А ведь всегда можно не врать. В случае с Алагиром можно было и так поступить: опоздал на съемку - так и скажи с экрана, мол, мы опоздали на съемку, видите - бой уже закончен, вот убитые, они несколько часов назад шли в атаку, вот раненный в этом бою, пусть он скажет несколько слов, пока его перевязывают. В искусстве пейзаж после битвы может впечатлять даже сильнее самой битвы, тем более что снять бой, находясь внутри него, непросто. Главное - не врать.

Таким образом, проблема дедокументализации захватывает самые различные сферы нашего бытия: от искусства до политики. Мы часто бываем виновниками дедокументализации поневоле, иногда вследствие «эмоциональной неграмотности» (выражение Горького).

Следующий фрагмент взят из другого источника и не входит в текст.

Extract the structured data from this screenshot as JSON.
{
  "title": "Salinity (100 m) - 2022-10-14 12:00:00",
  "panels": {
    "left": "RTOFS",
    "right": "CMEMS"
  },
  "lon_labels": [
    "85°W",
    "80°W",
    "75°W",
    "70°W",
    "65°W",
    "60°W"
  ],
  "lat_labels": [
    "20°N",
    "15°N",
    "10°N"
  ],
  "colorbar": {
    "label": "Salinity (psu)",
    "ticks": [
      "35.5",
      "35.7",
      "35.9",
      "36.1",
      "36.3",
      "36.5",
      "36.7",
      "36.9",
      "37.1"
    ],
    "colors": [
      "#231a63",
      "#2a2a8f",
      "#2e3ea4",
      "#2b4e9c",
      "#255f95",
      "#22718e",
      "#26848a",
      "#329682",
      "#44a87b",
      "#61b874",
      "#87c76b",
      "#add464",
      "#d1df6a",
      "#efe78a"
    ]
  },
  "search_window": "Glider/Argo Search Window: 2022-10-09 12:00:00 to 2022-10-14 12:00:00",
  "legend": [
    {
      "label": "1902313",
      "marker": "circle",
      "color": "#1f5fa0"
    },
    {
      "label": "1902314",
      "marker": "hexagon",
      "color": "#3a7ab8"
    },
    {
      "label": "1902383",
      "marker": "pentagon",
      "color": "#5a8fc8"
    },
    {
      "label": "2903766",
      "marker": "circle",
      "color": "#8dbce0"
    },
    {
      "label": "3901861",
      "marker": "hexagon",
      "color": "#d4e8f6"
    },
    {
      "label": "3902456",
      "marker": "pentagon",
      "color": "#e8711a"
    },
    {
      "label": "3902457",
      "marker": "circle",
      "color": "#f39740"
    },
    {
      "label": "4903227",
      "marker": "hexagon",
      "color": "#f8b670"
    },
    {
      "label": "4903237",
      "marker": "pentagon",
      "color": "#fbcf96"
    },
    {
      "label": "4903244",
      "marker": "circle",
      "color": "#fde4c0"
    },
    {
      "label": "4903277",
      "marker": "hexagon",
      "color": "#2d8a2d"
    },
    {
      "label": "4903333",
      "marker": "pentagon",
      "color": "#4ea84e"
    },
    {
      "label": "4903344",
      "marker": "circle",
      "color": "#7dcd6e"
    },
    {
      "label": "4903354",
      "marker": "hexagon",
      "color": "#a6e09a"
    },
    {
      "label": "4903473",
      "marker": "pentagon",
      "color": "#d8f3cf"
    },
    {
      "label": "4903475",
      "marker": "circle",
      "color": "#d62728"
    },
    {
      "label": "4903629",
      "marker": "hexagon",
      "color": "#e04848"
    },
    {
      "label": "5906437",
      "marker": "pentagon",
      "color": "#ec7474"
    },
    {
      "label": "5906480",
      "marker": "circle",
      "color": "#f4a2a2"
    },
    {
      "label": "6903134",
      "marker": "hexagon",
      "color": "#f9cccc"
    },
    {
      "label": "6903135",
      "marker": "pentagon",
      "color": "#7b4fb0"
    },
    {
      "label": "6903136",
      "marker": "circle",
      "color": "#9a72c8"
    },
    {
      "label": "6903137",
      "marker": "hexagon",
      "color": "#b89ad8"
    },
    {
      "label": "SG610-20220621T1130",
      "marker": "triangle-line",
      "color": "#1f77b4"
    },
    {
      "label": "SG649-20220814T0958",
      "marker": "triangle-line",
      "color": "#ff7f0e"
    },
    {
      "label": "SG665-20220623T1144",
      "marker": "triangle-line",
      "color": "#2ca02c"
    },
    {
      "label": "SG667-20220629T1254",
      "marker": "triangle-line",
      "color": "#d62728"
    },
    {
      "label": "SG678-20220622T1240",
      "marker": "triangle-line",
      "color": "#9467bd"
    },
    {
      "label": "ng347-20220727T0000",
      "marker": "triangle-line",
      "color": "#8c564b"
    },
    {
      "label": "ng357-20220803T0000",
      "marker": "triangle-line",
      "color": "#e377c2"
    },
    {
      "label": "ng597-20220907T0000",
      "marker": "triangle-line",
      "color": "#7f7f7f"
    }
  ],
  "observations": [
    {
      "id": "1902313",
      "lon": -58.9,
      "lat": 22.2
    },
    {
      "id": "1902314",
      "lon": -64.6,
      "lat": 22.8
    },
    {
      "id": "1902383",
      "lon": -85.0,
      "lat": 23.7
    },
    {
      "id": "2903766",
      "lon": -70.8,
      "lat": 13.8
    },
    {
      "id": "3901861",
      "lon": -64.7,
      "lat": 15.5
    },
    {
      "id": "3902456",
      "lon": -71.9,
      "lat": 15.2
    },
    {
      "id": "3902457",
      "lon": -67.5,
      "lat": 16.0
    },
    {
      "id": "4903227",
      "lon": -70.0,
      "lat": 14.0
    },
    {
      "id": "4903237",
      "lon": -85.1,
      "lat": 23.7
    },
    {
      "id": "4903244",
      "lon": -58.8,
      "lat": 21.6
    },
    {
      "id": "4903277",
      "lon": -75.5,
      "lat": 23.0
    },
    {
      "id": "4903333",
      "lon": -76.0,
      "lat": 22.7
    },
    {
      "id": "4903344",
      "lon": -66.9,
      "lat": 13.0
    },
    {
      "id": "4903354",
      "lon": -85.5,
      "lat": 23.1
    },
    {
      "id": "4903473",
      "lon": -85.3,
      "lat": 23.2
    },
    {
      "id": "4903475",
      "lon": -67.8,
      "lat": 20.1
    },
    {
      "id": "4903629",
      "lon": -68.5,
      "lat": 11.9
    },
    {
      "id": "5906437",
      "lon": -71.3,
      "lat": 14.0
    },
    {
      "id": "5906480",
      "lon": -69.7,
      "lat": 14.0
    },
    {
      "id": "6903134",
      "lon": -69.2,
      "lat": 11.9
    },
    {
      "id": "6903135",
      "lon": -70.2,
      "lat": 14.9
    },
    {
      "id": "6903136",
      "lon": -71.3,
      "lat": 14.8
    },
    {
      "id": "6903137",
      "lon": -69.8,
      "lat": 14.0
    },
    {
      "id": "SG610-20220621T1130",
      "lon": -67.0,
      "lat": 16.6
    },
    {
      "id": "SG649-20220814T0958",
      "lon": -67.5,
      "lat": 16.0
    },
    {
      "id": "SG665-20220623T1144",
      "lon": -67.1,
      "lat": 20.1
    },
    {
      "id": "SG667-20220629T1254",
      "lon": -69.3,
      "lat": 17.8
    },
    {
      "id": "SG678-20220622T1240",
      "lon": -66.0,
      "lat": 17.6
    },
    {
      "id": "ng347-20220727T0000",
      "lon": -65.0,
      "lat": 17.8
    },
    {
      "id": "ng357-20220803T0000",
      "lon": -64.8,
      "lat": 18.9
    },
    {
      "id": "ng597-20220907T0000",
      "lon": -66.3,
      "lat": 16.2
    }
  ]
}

Был поселок Лопасня, в нем жил Чехов. Для увековечения имени писателя поселок Лопасню переименовали в город Чехов. Теперь слово «Лопасня» стерто с географических карт, вычеркнуто из справочников, вместо него - Чехов. Но тут возникает такого рода парадокс. Чехов ведь не жил в Чехове, в Лопасне он жил. В дневниках и письмах писателя не Чехов упоминается, а Лопасня, с Лопасней связаны множество семейных документов и имена его родителей, братьев, сестер. Лика Мизинова тоже фигурирует в письмах, дневниках писателя в связи с Лопасней. Переименовав Лопасню в Чехов, мы не увековечили имя писателя, напротив, мы выкорчевали корни на том куске земли, которая была его малой родиной.

Или Толстой. Он умер на станции Астапово, и это безвестное до того место стало тотчас знаменитым, в последние часы жизни о его состоянии из Астапова шли телеграммы во все концы земли. Астапово было у всех на устах. Как только - опять-таки с самыми хорошими намерениями - Остапово переименовали в Лев Толстой, мы напрочь вырубили тот момент из нашей истории, потому что Толстой умер не на станции Лев Толстой, а на станции Астапово. Когда это название стирали с географических карт, мы как бы вторично хоронили Толстого.